In this case, we can make filters by dates.
cat /home/marcos/Evidencias/Bulk_PC-20170427_/winprefetch.txt | egrep -Eo “[0-9]*-[0-9]*-[0-9]*T[0-9]*[:][0-9]*[:][0-9]*” | sort -k 5,5 | head
cat /home/marcos/Evidencias/Bulk_PC-20170427_/winprefetch.txt | egrep -Eo “[0-9]*-[0-9]*-[0-9]*T[0-9]*[:][0-9]*[:][0-9]*” | sort -k 5,5 | tail
cat /home/marcos/Evidencias/Bulk_PC-20170427_/winprefetch.txt | egrep -En “[0-9]*-[0-9]*-[0-9]*T[0-9]*[:][0-9]*[:][0-9]*” | sort -k 5,5 | head
cat /home/marcos/Evidencias/Bulk_PC-20170427_/winprefetch.txt | egrep -En “[0-9]*-[0-9]*-[0-9]*T[0-9]*[:][0-9]*[:][0-9]*” | sort -k 5,5 | tail
zip.txt: Scans and displays the contents of the ‘.zip’ files you have found.
All this information is what has been obtained, or can be obtained, from, for example, a memory dump like the one we have seen.
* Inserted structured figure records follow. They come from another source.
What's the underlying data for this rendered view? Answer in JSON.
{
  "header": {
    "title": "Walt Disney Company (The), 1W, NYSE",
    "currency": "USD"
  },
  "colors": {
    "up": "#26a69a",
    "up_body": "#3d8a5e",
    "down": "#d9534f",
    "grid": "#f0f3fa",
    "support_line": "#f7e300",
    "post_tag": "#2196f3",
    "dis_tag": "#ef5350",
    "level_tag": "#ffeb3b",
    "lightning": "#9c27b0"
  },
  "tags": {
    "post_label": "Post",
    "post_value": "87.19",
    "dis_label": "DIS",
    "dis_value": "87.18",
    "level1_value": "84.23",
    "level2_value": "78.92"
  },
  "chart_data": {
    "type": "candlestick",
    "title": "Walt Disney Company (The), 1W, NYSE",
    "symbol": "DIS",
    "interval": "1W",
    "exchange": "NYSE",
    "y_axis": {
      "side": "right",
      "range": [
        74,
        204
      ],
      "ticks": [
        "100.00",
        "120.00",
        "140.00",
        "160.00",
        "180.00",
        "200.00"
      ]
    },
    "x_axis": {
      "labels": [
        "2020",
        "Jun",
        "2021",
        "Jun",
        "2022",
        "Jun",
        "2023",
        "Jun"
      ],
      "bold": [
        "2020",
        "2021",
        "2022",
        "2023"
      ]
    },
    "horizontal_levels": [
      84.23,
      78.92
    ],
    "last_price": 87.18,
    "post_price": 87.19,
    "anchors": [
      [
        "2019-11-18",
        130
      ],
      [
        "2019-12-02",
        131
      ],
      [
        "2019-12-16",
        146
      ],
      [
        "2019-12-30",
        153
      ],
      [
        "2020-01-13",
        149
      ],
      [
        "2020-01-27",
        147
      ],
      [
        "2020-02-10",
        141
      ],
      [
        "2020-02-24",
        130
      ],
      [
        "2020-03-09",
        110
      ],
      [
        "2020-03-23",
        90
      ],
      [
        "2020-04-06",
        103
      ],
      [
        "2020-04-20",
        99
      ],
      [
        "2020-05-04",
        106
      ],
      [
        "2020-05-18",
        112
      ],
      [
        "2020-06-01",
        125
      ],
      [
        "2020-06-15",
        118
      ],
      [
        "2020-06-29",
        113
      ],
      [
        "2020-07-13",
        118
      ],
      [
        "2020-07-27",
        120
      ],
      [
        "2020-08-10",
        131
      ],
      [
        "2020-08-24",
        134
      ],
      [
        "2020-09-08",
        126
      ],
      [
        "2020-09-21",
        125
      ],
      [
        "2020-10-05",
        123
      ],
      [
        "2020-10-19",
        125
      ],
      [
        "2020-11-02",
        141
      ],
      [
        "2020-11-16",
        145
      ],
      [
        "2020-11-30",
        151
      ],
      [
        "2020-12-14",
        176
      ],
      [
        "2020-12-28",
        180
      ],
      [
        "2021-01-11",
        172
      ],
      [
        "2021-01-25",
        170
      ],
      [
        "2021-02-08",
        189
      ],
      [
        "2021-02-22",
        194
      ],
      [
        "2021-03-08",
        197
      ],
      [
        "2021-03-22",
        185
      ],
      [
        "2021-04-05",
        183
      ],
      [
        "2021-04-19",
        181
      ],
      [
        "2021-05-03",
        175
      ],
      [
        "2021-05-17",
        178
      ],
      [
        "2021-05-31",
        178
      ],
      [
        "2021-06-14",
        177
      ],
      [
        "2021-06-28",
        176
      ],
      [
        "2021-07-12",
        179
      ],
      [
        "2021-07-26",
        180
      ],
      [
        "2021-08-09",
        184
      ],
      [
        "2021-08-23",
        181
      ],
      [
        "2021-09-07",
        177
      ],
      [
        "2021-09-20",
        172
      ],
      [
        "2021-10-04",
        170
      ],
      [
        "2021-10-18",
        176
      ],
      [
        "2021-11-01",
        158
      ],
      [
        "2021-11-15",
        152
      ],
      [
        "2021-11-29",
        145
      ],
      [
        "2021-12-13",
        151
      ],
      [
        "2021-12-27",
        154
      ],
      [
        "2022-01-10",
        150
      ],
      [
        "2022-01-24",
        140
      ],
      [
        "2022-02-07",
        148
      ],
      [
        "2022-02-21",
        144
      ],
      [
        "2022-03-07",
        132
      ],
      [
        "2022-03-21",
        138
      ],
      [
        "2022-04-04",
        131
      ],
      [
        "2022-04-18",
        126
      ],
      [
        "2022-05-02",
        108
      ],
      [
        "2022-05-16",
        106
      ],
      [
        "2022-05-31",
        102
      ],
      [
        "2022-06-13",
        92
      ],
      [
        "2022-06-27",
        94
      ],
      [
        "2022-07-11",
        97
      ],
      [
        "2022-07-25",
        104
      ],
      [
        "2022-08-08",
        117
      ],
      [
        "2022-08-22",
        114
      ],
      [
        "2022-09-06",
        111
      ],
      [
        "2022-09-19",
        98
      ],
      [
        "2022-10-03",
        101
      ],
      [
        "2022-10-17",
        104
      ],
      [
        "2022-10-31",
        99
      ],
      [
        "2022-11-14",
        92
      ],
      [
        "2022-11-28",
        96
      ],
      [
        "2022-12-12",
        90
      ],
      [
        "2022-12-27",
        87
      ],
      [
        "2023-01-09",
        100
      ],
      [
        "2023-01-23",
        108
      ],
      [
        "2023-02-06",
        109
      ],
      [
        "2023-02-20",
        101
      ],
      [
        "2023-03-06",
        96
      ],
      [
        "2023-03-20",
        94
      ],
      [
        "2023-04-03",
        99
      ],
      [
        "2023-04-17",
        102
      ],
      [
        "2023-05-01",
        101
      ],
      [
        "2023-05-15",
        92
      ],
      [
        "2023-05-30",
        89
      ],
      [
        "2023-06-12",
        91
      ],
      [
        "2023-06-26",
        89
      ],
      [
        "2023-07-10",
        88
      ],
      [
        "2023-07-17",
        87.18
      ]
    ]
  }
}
But, Can you analyze more files? As we mentioned at the beginning, (very above), yes. We can process, in the same way, a file ‘Pagefile.sys’, for example.
bulk_extractor -o /home/marcos/Evidencias/Pagefile_PC-20170427_/ /home/marcos/Evidencias/PC-20170427-Pagefile.sys
And we can see how much information can be obtained.
Bulk Extractor is a tool capable of extracting an enormous amount of information. In this case, where I intended to show you the ‘power’ of this software, I did not look for anything in particular. But since each case is a world, and there are no two similar analyzes, we have to be very clear in what we want to look for and we must worry about how to look for it, that’s what search patterns are for. It is of no use to have all this information if we are not able to process it, (as humans).
That is all, for now. See you at the next entry. This Minion, delivered and loyal to you, says goodbye… for now.